In the U.S. Internal Revenue Code, the growth of the annuity value during the accumulation phase is tax-deferred, that is, not subject to current income tax, for annuities owned by individuals. The tax deferred status of deferred annuities has led to their common usage in the United States. Under the U.S. tax code, the benefits from annuity contracts do not always have to be taken in the form of a fixed stream of payments (annuitization), and many annuity contracts are bought primarily for the tax benefits rather than to receive a fixed stream of income. If an annuity is used in a qualified pension plan or an IRA funding vehicle, then 100% of the annuity payment is taxable as current income upon distribution (because the taxpayer has no tax basis in any of the money in the annuity). If the annuity contract is purchased with after-tax dollars, then the contract holder upon annuitization recovers his basis pro-rata in the ratio of basis divided by the expected value, according to the tax regulation Section 1.72-5. (This is commonly referred to as the exclusion ratio.) After the taxpayer has recovered all of his basis, then 100% of the payments thereafter are subject to ordinary income tax.
Since the Jobs and Growth Tax Relief Reconciliation Act of 2003, the use of variable annuities as a tax shelter has greatly diminished, because the growth of mutual funds and now most of the dividends of the fund are taxed at long term capital gains rates.
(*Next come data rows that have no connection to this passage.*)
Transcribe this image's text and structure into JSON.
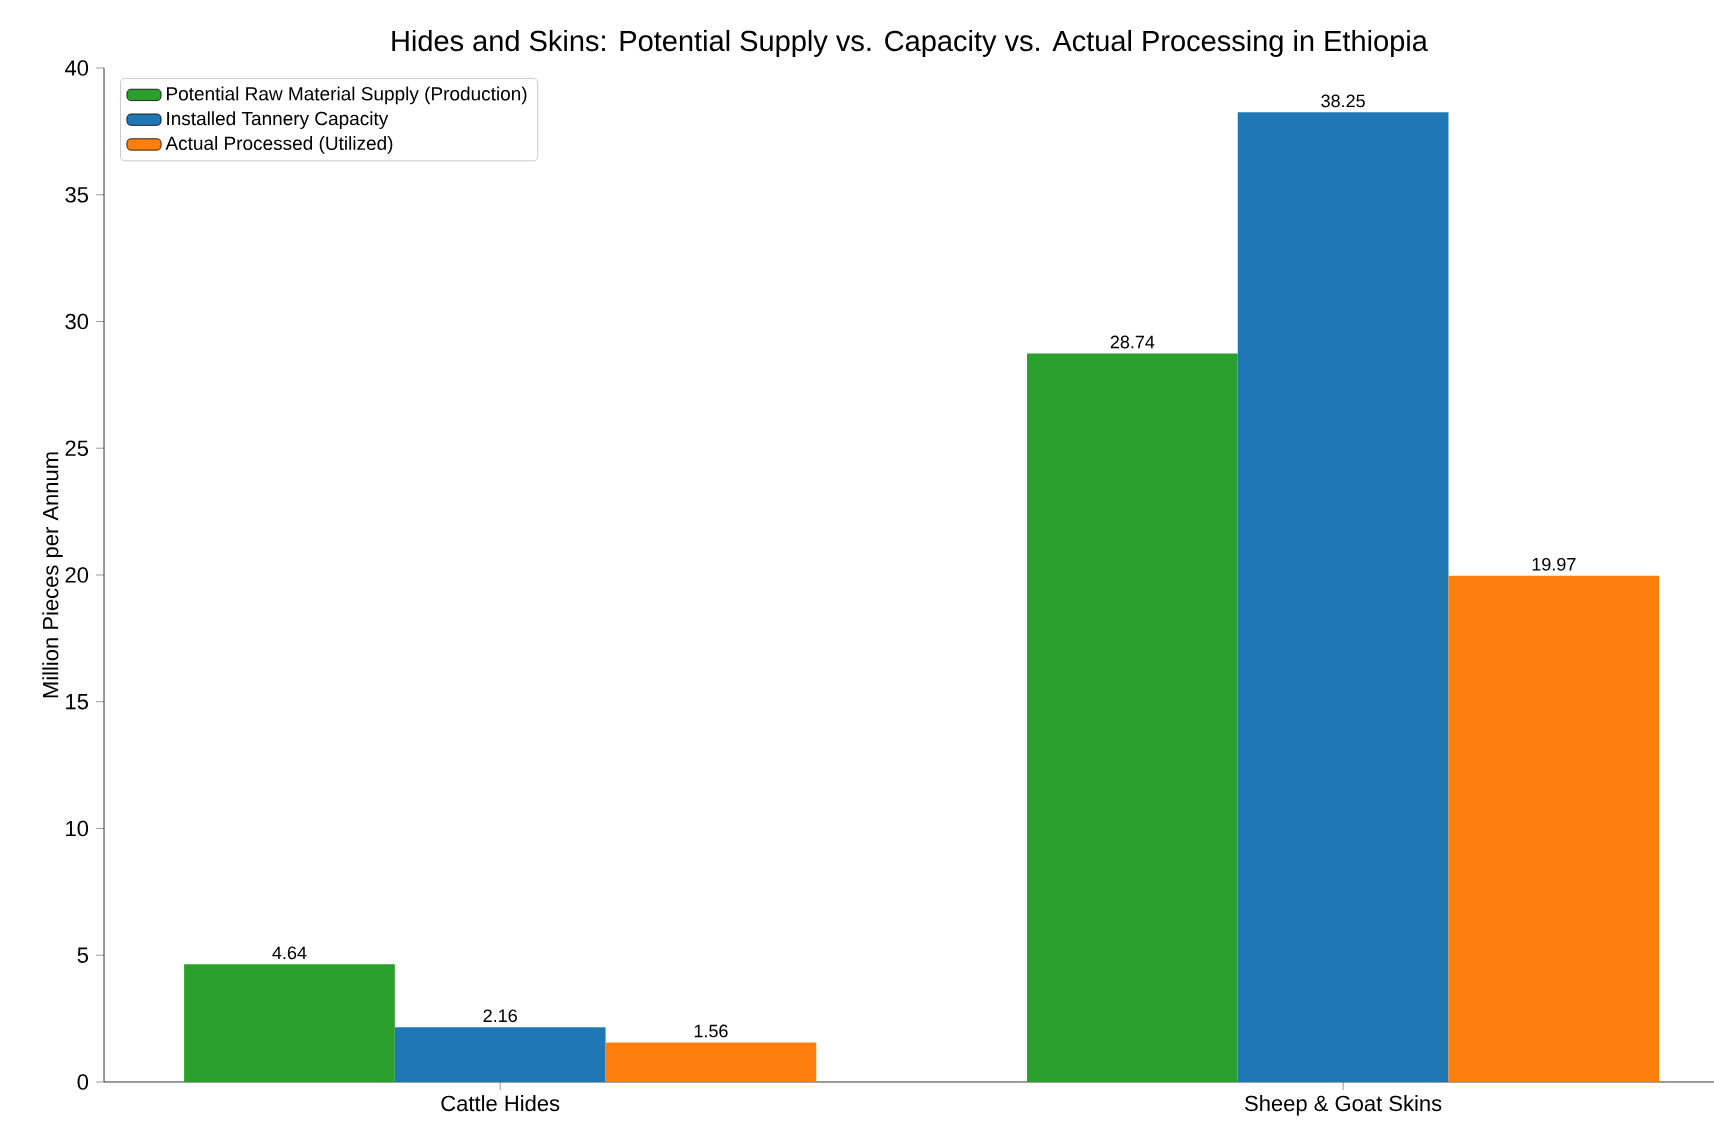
{
  "chart_data": {
    "type": "bar",
    "title": "Hides and Skins: Potential Supply vs. Capacity vs. Actual Processing in Ethiopia",
    "ylabel": "Million Pieces per Annum",
    "categories": [
      "Cattle Hides",
      "Sheep & Goat Skins"
    ],
    "series": [
      {
        "name": "Potential Raw Material Supply (Production)",
        "color": "#2ca02c",
        "values": [
          4.64,
          28.74
        ]
      },
      {
        "name": "Installed Tannery Capacity",
        "color": "#1f77b4",
        "values": [
          2.16,
          38.25
        ]
      },
      {
        "name": "Actual Processed (Utilized)",
        "color": "#ff7f0e",
        "values": [
          1.56,
          19.97
        ]
      }
    ],
    "ylim": [
      0,
      40
    ],
    "yticks": [
      0,
      5,
      10,
      15,
      20,
      25,
      30,
      35,
      40
    ],
    "data_labels": true,
    "legend": "top left",
    "grid": false
  }
}
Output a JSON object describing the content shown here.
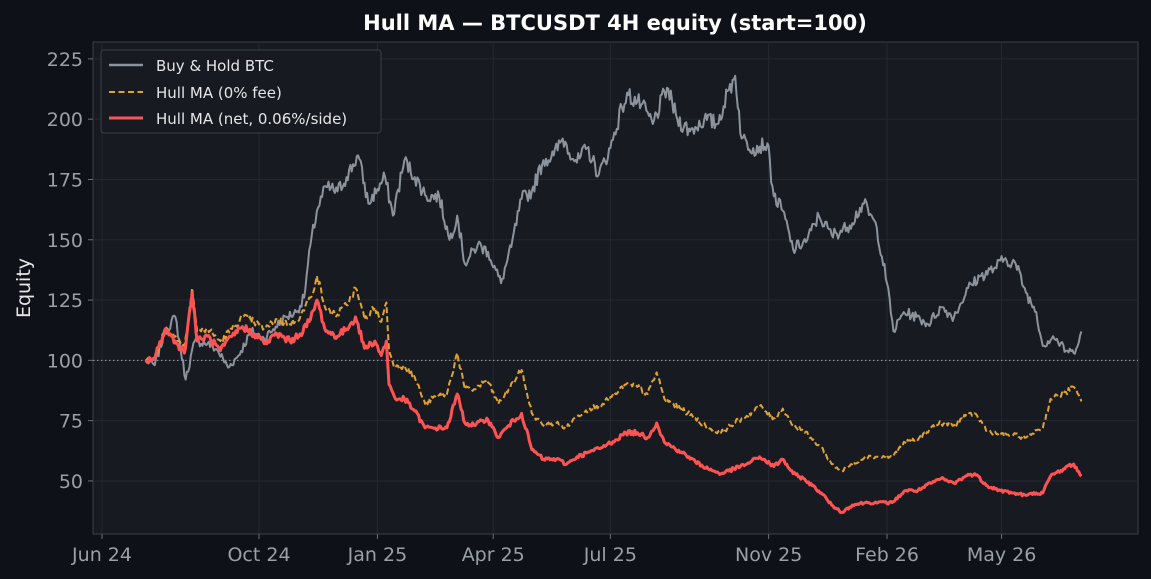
{
  "chart_data": {
    "type": "line",
    "title": "Hull MA — BTCUSDT 4H equity (start=100)",
    "xlabel": "",
    "ylabel": "Equity",
    "x_ticks": [
      "Jun 24",
      "Oct 24",
      "Jan 25",
      "Apr 25",
      "Jul 25",
      "Nov 25",
      "Feb 26",
      "May 26"
    ],
    "x_tick_dates": [
      "2024-06-01",
      "2024-10-01",
      "2025-01-01",
      "2025-04-01",
      "2025-07-01",
      "2025-11-01",
      "2026-02-01",
      "2026-05-01"
    ],
    "y_ticks": [
      50,
      75,
      100,
      125,
      150,
      175,
      200,
      225
    ],
    "xlim": [
      "2024-05-25",
      "2026-08-15"
    ],
    "ylim": [
      28,
      232
    ],
    "reference_line": 100,
    "grid": true,
    "legend_position": "top-left",
    "series": [
      {
        "name": "Buy & Hold BTC",
        "color": "#8c939c",
        "style": "solid",
        "points": [
          [
            "2024-07-05",
            100
          ],
          [
            "2024-07-12",
            98
          ],
          [
            "2024-07-20",
            112
          ],
          [
            "2024-07-28",
            118
          ],
          [
            "2024-08-05",
            92
          ],
          [
            "2024-08-12",
            108
          ],
          [
            "2024-08-22",
            107
          ],
          [
            "2024-08-30",
            104
          ],
          [
            "2024-09-07",
            97
          ],
          [
            "2024-09-15",
            102
          ],
          [
            "2024-09-25",
            112
          ],
          [
            "2024-10-05",
            109
          ],
          [
            "2024-10-14",
            114
          ],
          [
            "2024-10-22",
            118
          ],
          [
            "2024-10-30",
            120
          ],
          [
            "2024-11-05",
            126
          ],
          [
            "2024-11-10",
            148
          ],
          [
            "2024-11-15",
            162
          ],
          [
            "2024-11-22",
            172
          ],
          [
            "2024-12-01",
            170
          ],
          [
            "2024-12-08",
            176
          ],
          [
            "2024-12-17",
            185
          ],
          [
            "2024-12-25",
            165
          ],
          [
            "2025-01-01",
            171
          ],
          [
            "2025-01-07",
            176
          ],
          [
            "2025-01-13",
            160
          ],
          [
            "2025-01-22",
            183
          ],
          [
            "2025-01-30",
            176
          ],
          [
            "2025-02-08",
            168
          ],
          [
            "2025-02-18",
            168
          ],
          [
            "2025-02-26",
            150
          ],
          [
            "2025-03-04",
            160
          ],
          [
            "2025-03-10",
            140
          ],
          [
            "2025-03-20",
            148
          ],
          [
            "2025-03-28",
            145
          ],
          [
            "2025-04-07",
            132
          ],
          [
            "2025-04-15",
            147
          ],
          [
            "2025-04-23",
            167
          ],
          [
            "2025-05-01",
            170
          ],
          [
            "2025-05-10",
            183
          ],
          [
            "2025-05-18",
            185
          ],
          [
            "2025-05-25",
            192
          ],
          [
            "2025-06-05",
            182
          ],
          [
            "2025-06-13",
            188
          ],
          [
            "2025-06-22",
            177
          ],
          [
            "2025-07-01",
            188
          ],
          [
            "2025-07-10",
            205
          ],
          [
            "2025-07-15",
            210
          ],
          [
            "2025-07-25",
            206
          ],
          [
            "2025-08-03",
            198
          ],
          [
            "2025-08-14",
            213
          ],
          [
            "2025-08-22",
            200
          ],
          [
            "2025-09-01",
            195
          ],
          [
            "2025-09-12",
            200
          ],
          [
            "2025-09-22",
            198
          ],
          [
            "2025-10-01",
            212
          ],
          [
            "2025-10-06",
            218
          ],
          [
            "2025-10-11",
            192
          ],
          [
            "2025-10-20",
            188
          ],
          [
            "2025-10-31",
            190
          ],
          [
            "2025-11-05",
            168
          ],
          [
            "2025-11-12",
            162
          ],
          [
            "2025-11-20",
            146
          ],
          [
            "2025-12-01",
            150
          ],
          [
            "2025-12-10",
            160
          ],
          [
            "2025-12-20",
            152
          ],
          [
            "2026-01-01",
            155
          ],
          [
            "2026-01-14",
            165
          ],
          [
            "2026-01-24",
            155
          ],
          [
            "2026-02-01",
            132
          ],
          [
            "2026-02-06",
            112
          ],
          [
            "2026-02-14",
            120
          ],
          [
            "2026-02-24",
            118
          ],
          [
            "2026-03-05",
            115
          ],
          [
            "2026-03-15",
            122
          ],
          [
            "2026-03-25",
            118
          ],
          [
            "2026-04-05",
            130
          ],
          [
            "2026-04-15",
            135
          ],
          [
            "2026-04-25",
            138
          ],
          [
            "2026-05-03",
            142
          ],
          [
            "2026-05-12",
            140
          ],
          [
            "2026-05-20",
            128
          ],
          [
            "2026-05-28",
            120
          ],
          [
            "2026-06-02",
            106
          ],
          [
            "2026-06-10",
            110
          ],
          [
            "2026-06-20",
            104
          ],
          [
            "2026-06-26",
            103
          ],
          [
            "2026-07-02",
            112
          ]
        ]
      },
      {
        "name": "Hull MA (0% fee)",
        "color": "#e0a232",
        "style": "dashed",
        "points": [
          [
            "2024-07-05",
            100
          ],
          [
            "2024-07-12",
            101
          ],
          [
            "2024-07-20",
            113
          ],
          [
            "2024-07-28",
            110
          ],
          [
            "2024-08-04",
            106
          ],
          [
            "2024-08-10",
            130
          ],
          [
            "2024-08-14",
            112
          ],
          [
            "2024-08-22",
            113
          ],
          [
            "2024-09-01",
            108
          ],
          [
            "2024-09-10",
            113
          ],
          [
            "2024-09-18",
            118
          ],
          [
            "2024-09-27",
            116
          ],
          [
            "2024-10-06",
            113
          ],
          [
            "2024-10-15",
            117
          ],
          [
            "2024-10-25",
            115
          ],
          [
            "2024-11-02",
            118
          ],
          [
            "2024-11-10",
            126
          ],
          [
            "2024-11-15",
            135
          ],
          [
            "2024-11-22",
            121
          ],
          [
            "2024-12-01",
            119
          ],
          [
            "2024-12-08",
            123
          ],
          [
            "2024-12-15",
            130
          ],
          [
            "2024-12-22",
            117
          ],
          [
            "2024-12-30",
            122
          ],
          [
            "2025-01-04",
            116
          ],
          [
            "2025-01-08",
            124
          ],
          [
            "2025-01-10",
            104
          ],
          [
            "2025-01-15",
            97
          ],
          [
            "2025-01-22",
            98
          ],
          [
            "2025-01-30",
            93
          ],
          [
            "2025-02-07",
            82
          ],
          [
            "2025-02-15",
            85
          ],
          [
            "2025-02-24",
            86
          ],
          [
            "2025-03-04",
            103
          ],
          [
            "2025-03-10",
            88
          ],
          [
            "2025-03-18",
            88
          ],
          [
            "2025-03-27",
            92
          ],
          [
            "2025-04-05",
            82
          ],
          [
            "2025-04-13",
            88
          ],
          [
            "2025-04-23",
            96
          ],
          [
            "2025-05-01",
            78
          ],
          [
            "2025-05-10",
            73
          ],
          [
            "2025-05-20",
            74
          ],
          [
            "2025-05-28",
            72
          ],
          [
            "2025-06-05",
            77
          ],
          [
            "2025-06-15",
            80
          ],
          [
            "2025-06-25",
            82
          ],
          [
            "2025-07-05",
            86
          ],
          [
            "2025-07-13",
            90
          ],
          [
            "2025-07-22",
            89
          ],
          [
            "2025-07-30",
            86
          ],
          [
            "2025-08-06",
            95
          ],
          [
            "2025-08-12",
            84
          ],
          [
            "2025-08-25",
            80
          ],
          [
            "2025-09-05",
            76
          ],
          [
            "2025-09-15",
            72
          ],
          [
            "2025-09-25",
            70
          ],
          [
            "2025-10-05",
            74
          ],
          [
            "2025-10-15",
            77
          ],
          [
            "2025-10-25",
            81
          ],
          [
            "2025-11-05",
            76
          ],
          [
            "2025-11-12",
            80
          ],
          [
            "2025-11-20",
            73
          ],
          [
            "2025-11-28",
            71
          ],
          [
            "2025-12-05",
            67
          ],
          [
            "2025-12-12",
            64
          ],
          [
            "2025-12-20",
            57
          ],
          [
            "2025-12-28",
            54
          ],
          [
            "2026-01-05",
            57
          ],
          [
            "2026-01-15",
            60
          ],
          [
            "2026-01-25",
            60
          ],
          [
            "2026-02-05",
            60
          ],
          [
            "2026-02-15",
            66
          ],
          [
            "2026-02-25",
            67
          ],
          [
            "2026-03-07",
            72
          ],
          [
            "2026-03-15",
            74
          ],
          [
            "2026-03-25",
            73
          ],
          [
            "2026-04-03",
            77
          ],
          [
            "2026-04-10",
            78
          ],
          [
            "2026-04-20",
            71
          ],
          [
            "2026-04-30",
            69
          ],
          [
            "2026-05-10",
            69
          ],
          [
            "2026-05-20",
            68
          ],
          [
            "2026-05-28",
            71
          ],
          [
            "2026-06-02",
            72
          ],
          [
            "2026-06-08",
            84
          ],
          [
            "2026-06-18",
            86
          ],
          [
            "2026-06-26",
            89
          ],
          [
            "2026-07-02",
            83
          ]
        ]
      },
      {
        "name": "Hull MA (net, 0.06%/side)",
        "color": "#ff5252",
        "style": "solid",
        "points": [
          [
            "2024-07-05",
            100
          ],
          [
            "2024-07-12",
            101
          ],
          [
            "2024-07-20",
            113
          ],
          [
            "2024-07-28",
            108
          ],
          [
            "2024-08-04",
            103
          ],
          [
            "2024-08-10",
            128
          ],
          [
            "2024-08-14",
            108
          ],
          [
            "2024-08-22",
            110
          ],
          [
            "2024-09-01",
            104
          ],
          [
            "2024-09-10",
            110
          ],
          [
            "2024-09-18",
            114
          ],
          [
            "2024-09-27",
            111
          ],
          [
            "2024-10-06",
            107
          ],
          [
            "2024-10-15",
            111
          ],
          [
            "2024-10-25",
            108
          ],
          [
            "2024-11-02",
            111
          ],
          [
            "2024-11-10",
            117
          ],
          [
            "2024-11-15",
            125
          ],
          [
            "2024-11-22",
            112
          ],
          [
            "2024-12-01",
            110
          ],
          [
            "2024-12-08",
            113
          ],
          [
            "2024-12-15",
            118
          ],
          [
            "2024-12-22",
            105
          ],
          [
            "2024-12-30",
            108
          ],
          [
            "2025-01-04",
            102
          ],
          [
            "2025-01-08",
            108
          ],
          [
            "2025-01-10",
            90
          ],
          [
            "2025-01-15",
            84
          ],
          [
            "2025-01-22",
            84
          ],
          [
            "2025-01-30",
            79
          ],
          [
            "2025-02-07",
            72
          ],
          [
            "2025-02-15",
            72
          ],
          [
            "2025-02-24",
            72
          ],
          [
            "2025-03-04",
            86
          ],
          [
            "2025-03-10",
            74
          ],
          [
            "2025-03-18",
            73
          ],
          [
            "2025-03-27",
            76
          ],
          [
            "2025-04-05",
            68
          ],
          [
            "2025-04-13",
            73
          ],
          [
            "2025-04-23",
            78
          ],
          [
            "2025-05-01",
            63
          ],
          [
            "2025-05-10",
            59
          ],
          [
            "2025-05-20",
            59
          ],
          [
            "2025-05-28",
            57
          ],
          [
            "2025-06-05",
            60
          ],
          [
            "2025-06-15",
            62
          ],
          [
            "2025-06-25",
            64
          ],
          [
            "2025-07-05",
            67
          ],
          [
            "2025-07-13",
            70
          ],
          [
            "2025-07-22",
            70
          ],
          [
            "2025-07-30",
            68
          ],
          [
            "2025-08-06",
            74
          ],
          [
            "2025-08-12",
            66
          ],
          [
            "2025-08-25",
            62
          ],
          [
            "2025-09-05",
            58
          ],
          [
            "2025-09-15",
            55
          ],
          [
            "2025-09-25",
            53
          ],
          [
            "2025-10-05",
            55
          ],
          [
            "2025-10-15",
            57
          ],
          [
            "2025-10-25",
            60
          ],
          [
            "2025-11-05",
            56
          ],
          [
            "2025-11-12",
            59
          ],
          [
            "2025-11-20",
            53
          ],
          [
            "2025-11-28",
            51
          ],
          [
            "2025-12-05",
            48
          ],
          [
            "2025-12-12",
            45
          ],
          [
            "2025-12-20",
            40
          ],
          [
            "2025-12-28",
            37
          ],
          [
            "2026-01-05",
            40
          ],
          [
            "2026-01-15",
            41
          ],
          [
            "2026-01-25",
            41
          ],
          [
            "2026-02-05",
            41
          ],
          [
            "2026-02-15",
            46
          ],
          [
            "2026-02-25",
            46
          ],
          [
            "2026-03-07",
            49
          ],
          [
            "2026-03-15",
            51
          ],
          [
            "2026-03-25",
            49
          ],
          [
            "2026-04-03",
            52
          ],
          [
            "2026-04-10",
            53
          ],
          [
            "2026-04-20",
            48
          ],
          [
            "2026-04-30",
            46
          ],
          [
            "2026-05-10",
            45
          ],
          [
            "2026-05-20",
            44
          ],
          [
            "2026-05-28",
            45
          ],
          [
            "2026-06-02",
            45
          ],
          [
            "2026-06-08",
            52
          ],
          [
            "2026-06-18",
            55
          ],
          [
            "2026-06-26",
            57
          ],
          [
            "2026-07-02",
            52
          ]
        ]
      }
    ]
  }
}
This taxation, contrasted with the taxation of all the growth of variable annuities at income rates, means that in most cases, variable annuities shouldn't be used for tax shelters unless very long holding periods apply (for example, more than 20 years).
Also, any withdrawals before an investor reaches the age of 59 are generally subject to a 10% tax penalty in addition to any gain being taxed as ordinary income.
In the October 2003 edition of Wealth Manager, an article titled "Photo Finish" by W. McAfee, Jr. examined the effects of taxation on annuities relative to other investment vehicles. The author found that annuities are generally not effective as a tax deferral vehicle and that there are significant flaws in the use of annuities for financial planning during the accumulation phase.